17

How do I copy multiple columns from one dataframe to a new dataframe? it would also be nice to rename them at the same time

df2['colA']=df1['col-a']  #This works

df2['colA', 'colB']=df1['col-a', 'col-b'] #Tried and Failed

Thanks

MaxU - stand with Ukraine
  • 205,989
  • 36
  • 386
  • 419
RMichalowski
  • 330
  • 1
  • 4
  • 11
  • Possible duplicate of [Fastest way to copy columns from one DataFrame to another using pandas?](http://stackoverflow.com/questions/21295329/fastest-way-to-copy-columns-from-one-dataframe-to-another-using-pandas) – iled May 16 '17 at 19:31

4 Answers4

27

You have to use double brackets:

df2[['colA', 'colB']] = df1[['col-a', 'col-b']]
Andy Hayden
  • 359,921
  • 101
  • 625
  • 535
  • 1
    Does that return already a copy or would one need `df1[['col-a', 'col-b']].copy()`? – Cleb Aug 23 '17 at 23:00
  • 2
    @Cleb You don't need the copy as the view (?) of df1 is being assigned into the df2. It's not destructive, the view gets GCd afterwards. – Andy Hayden Aug 23 '17 at 23:21
4

This is tried and tested for pandas=1.3.0 :

df2 = df1[['col-a', 'col-b']].copy()

If you also want to rename the column names at the same time, you can write:

df2 = pd.DataFrame(columns=['colA', 'colB'])
df2[['colA', 'colB']] = df1[['col-a', 'col-b']]
s_mehrotra
  • 137
  • 6
3

Following also works:

# original DataFrame
df = pd.DataFrame({'a': ['hello', 'cheerio', 'hi', 'bye'], 'b': [1, 0, 1, 0]})
# new DataFrame created from 2 original cols (new cols renamed)
df_new = pd.DataFrame(columns=['greeting', 'mode'], data=df[['a','b']].values)

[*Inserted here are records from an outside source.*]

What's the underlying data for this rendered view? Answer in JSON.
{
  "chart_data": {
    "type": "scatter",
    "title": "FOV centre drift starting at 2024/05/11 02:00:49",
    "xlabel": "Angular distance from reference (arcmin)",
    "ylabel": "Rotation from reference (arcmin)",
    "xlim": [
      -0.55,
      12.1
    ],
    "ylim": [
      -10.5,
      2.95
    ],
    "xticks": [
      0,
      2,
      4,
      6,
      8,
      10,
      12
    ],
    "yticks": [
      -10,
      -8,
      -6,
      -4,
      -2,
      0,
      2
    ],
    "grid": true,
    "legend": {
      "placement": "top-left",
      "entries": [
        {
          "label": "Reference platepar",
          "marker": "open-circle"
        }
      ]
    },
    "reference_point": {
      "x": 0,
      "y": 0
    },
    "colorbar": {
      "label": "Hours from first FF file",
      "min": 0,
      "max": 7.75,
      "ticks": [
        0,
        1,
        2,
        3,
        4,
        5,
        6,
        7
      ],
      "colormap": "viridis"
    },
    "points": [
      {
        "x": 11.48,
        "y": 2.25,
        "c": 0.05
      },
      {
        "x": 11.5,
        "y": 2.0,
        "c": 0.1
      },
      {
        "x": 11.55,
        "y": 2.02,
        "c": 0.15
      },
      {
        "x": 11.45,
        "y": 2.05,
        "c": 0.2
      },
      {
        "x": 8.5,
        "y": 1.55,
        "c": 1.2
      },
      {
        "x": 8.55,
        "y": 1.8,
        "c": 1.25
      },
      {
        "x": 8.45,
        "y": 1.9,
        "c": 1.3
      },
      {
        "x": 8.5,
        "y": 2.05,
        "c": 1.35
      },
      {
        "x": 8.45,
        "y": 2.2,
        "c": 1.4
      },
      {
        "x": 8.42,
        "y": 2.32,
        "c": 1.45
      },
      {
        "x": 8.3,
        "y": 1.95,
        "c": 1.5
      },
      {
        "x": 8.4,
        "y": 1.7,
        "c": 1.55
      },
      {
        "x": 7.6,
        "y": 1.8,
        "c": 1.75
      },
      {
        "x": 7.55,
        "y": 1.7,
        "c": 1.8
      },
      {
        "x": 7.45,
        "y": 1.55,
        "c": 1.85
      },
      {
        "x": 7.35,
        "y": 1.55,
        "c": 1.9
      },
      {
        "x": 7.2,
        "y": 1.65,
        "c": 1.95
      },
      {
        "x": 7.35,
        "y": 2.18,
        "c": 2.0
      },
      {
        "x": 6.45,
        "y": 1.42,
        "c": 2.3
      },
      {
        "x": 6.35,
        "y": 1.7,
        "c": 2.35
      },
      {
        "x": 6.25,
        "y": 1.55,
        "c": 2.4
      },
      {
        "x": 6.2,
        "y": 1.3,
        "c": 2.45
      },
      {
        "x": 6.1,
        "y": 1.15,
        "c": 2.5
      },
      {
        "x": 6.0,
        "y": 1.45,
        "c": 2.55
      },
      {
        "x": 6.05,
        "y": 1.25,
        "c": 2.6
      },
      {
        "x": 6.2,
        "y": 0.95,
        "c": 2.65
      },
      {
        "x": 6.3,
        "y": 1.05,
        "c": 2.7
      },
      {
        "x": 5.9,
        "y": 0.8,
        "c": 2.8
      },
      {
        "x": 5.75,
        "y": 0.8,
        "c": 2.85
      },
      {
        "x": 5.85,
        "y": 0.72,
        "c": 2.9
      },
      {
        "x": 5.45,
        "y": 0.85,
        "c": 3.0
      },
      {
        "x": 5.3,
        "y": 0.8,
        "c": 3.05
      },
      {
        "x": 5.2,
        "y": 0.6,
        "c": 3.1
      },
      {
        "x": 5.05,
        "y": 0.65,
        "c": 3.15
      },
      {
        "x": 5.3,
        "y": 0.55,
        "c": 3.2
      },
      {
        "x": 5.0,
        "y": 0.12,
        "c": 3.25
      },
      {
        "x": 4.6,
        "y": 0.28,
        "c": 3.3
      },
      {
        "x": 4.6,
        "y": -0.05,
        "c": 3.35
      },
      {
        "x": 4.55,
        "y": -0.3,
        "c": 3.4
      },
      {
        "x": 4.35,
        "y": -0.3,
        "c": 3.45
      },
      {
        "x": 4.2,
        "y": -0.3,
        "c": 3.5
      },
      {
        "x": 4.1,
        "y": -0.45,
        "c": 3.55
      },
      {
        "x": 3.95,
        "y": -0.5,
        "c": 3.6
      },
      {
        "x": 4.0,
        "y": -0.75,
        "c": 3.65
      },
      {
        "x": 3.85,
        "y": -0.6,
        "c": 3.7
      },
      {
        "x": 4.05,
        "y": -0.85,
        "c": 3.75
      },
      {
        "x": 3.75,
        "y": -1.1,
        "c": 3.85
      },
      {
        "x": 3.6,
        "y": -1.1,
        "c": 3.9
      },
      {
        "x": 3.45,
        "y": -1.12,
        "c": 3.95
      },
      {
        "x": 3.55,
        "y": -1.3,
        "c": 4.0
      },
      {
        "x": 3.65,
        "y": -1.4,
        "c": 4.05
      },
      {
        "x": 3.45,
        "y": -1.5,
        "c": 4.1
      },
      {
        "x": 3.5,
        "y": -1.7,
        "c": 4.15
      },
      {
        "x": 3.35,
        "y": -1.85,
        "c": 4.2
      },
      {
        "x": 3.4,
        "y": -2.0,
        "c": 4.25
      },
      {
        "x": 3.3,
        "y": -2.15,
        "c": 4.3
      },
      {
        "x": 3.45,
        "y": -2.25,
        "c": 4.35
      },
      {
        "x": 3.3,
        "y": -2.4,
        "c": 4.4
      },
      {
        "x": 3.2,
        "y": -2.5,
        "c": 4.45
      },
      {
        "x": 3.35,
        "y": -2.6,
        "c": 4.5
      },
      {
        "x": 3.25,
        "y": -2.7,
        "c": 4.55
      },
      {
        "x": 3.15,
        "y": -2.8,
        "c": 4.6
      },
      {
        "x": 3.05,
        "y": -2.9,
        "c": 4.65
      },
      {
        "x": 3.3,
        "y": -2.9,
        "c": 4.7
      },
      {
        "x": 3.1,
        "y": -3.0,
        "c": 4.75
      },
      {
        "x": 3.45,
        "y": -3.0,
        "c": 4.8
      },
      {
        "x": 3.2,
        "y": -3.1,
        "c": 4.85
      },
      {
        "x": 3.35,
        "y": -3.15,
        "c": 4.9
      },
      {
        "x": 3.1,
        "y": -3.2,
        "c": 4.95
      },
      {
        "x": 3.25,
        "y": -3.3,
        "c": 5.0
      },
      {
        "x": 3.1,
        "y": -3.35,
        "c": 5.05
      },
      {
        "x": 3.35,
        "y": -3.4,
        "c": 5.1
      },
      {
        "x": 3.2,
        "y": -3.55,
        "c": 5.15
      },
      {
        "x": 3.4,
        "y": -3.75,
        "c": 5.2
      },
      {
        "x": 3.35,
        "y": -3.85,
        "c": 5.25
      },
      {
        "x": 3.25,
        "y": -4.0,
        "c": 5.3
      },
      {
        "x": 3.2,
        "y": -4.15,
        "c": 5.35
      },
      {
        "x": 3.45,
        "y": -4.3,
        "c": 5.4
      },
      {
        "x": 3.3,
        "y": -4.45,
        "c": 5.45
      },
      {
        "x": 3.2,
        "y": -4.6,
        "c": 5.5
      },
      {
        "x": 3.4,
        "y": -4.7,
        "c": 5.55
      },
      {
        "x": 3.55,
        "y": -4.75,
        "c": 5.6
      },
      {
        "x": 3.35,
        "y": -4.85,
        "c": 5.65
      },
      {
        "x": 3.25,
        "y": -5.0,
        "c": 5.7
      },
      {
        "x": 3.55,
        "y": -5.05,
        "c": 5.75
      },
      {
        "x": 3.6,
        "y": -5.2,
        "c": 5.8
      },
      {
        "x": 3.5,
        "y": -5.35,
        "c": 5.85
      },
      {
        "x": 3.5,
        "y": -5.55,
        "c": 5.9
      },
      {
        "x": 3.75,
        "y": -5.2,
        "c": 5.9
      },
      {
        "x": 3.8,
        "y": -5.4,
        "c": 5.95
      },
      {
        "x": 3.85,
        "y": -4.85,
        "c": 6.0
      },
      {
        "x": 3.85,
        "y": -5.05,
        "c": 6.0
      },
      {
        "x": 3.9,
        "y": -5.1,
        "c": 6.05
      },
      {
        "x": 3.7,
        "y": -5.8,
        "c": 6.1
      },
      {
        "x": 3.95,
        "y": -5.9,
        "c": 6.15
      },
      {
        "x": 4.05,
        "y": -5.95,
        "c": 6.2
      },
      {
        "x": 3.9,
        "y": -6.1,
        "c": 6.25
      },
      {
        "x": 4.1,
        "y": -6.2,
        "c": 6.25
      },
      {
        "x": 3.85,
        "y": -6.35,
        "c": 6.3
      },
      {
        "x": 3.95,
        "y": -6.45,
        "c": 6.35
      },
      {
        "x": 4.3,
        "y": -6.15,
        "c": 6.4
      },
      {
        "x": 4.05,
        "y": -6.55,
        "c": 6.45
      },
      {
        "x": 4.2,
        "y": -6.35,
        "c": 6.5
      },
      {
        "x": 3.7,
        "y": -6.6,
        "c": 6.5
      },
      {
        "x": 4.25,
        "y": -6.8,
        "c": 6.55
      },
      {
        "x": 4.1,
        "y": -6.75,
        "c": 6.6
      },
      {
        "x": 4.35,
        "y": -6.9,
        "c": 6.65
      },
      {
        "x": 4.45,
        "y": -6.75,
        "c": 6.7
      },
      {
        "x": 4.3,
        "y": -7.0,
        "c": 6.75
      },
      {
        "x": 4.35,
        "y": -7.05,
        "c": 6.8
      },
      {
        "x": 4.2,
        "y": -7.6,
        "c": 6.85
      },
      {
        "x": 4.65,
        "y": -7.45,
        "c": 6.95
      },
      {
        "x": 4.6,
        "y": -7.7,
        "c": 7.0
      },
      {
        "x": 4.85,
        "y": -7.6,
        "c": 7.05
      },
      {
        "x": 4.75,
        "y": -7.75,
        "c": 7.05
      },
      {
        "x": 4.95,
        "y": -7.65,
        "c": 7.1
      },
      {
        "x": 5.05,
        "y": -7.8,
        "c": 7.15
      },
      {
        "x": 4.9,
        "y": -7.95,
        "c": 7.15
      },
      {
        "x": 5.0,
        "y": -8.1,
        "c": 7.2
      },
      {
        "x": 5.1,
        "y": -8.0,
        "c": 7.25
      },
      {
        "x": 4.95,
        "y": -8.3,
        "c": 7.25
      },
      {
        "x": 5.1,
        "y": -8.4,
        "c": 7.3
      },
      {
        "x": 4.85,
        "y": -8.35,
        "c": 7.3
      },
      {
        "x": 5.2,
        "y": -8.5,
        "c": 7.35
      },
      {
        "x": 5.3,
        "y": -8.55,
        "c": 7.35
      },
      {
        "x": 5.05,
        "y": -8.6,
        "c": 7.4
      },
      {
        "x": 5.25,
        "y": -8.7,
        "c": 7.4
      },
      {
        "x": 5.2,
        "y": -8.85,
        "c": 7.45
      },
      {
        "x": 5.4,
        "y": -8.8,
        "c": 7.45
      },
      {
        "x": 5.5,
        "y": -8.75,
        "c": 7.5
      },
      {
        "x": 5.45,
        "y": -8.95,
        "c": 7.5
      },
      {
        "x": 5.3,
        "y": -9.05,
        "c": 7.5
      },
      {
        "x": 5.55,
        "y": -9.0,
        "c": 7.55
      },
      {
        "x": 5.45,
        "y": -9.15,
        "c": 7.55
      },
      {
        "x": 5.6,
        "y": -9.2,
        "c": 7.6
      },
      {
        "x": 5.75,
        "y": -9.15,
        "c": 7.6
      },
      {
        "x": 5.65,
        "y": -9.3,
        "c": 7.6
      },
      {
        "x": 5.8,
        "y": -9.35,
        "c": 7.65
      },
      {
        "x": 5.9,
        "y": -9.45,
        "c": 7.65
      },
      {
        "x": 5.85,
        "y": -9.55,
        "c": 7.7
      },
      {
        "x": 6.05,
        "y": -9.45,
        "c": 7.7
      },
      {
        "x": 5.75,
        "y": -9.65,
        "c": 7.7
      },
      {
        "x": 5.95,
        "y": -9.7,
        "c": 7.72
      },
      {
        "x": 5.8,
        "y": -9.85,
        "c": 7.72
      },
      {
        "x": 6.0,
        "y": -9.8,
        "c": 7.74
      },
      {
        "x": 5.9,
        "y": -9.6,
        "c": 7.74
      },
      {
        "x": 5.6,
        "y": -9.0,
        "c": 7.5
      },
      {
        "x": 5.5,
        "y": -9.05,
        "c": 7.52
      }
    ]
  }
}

If you want to use condition for the new dataframe:

df_new = pd.DataFrame(columns=['farewell', 'mode'], data=df[df['b']==0][['a','b']].values)

Or if you want use just particular rows (index), you can use "loc":

df_new = pd.DataFrame(columns=['greetings', 'mode'], data=df.loc[2:3][['a','b']].values)

# if you need preserve row index, then add index=... as argument, like:
df_new = pd.DataFrame(columns=['farewell', 'mode'], data=df.loc[2:3][['a','b']].values, 
                      index=df.loc[2:3].index )
Lukas
  • 2,034
  • 19
  • 27
2

As for Pandas=1.2.4, the easiest way would be:

df2[['colA', 'colB']] = df1[['col-a', 'col-b']].values

note that it doesn't require .copy() as applying values first converts dataframe values into a numpy array (shallow copy) and then copy values (link the address of array in the memory) into dataframe. Exactly the same as when you apply copy() at the end of it.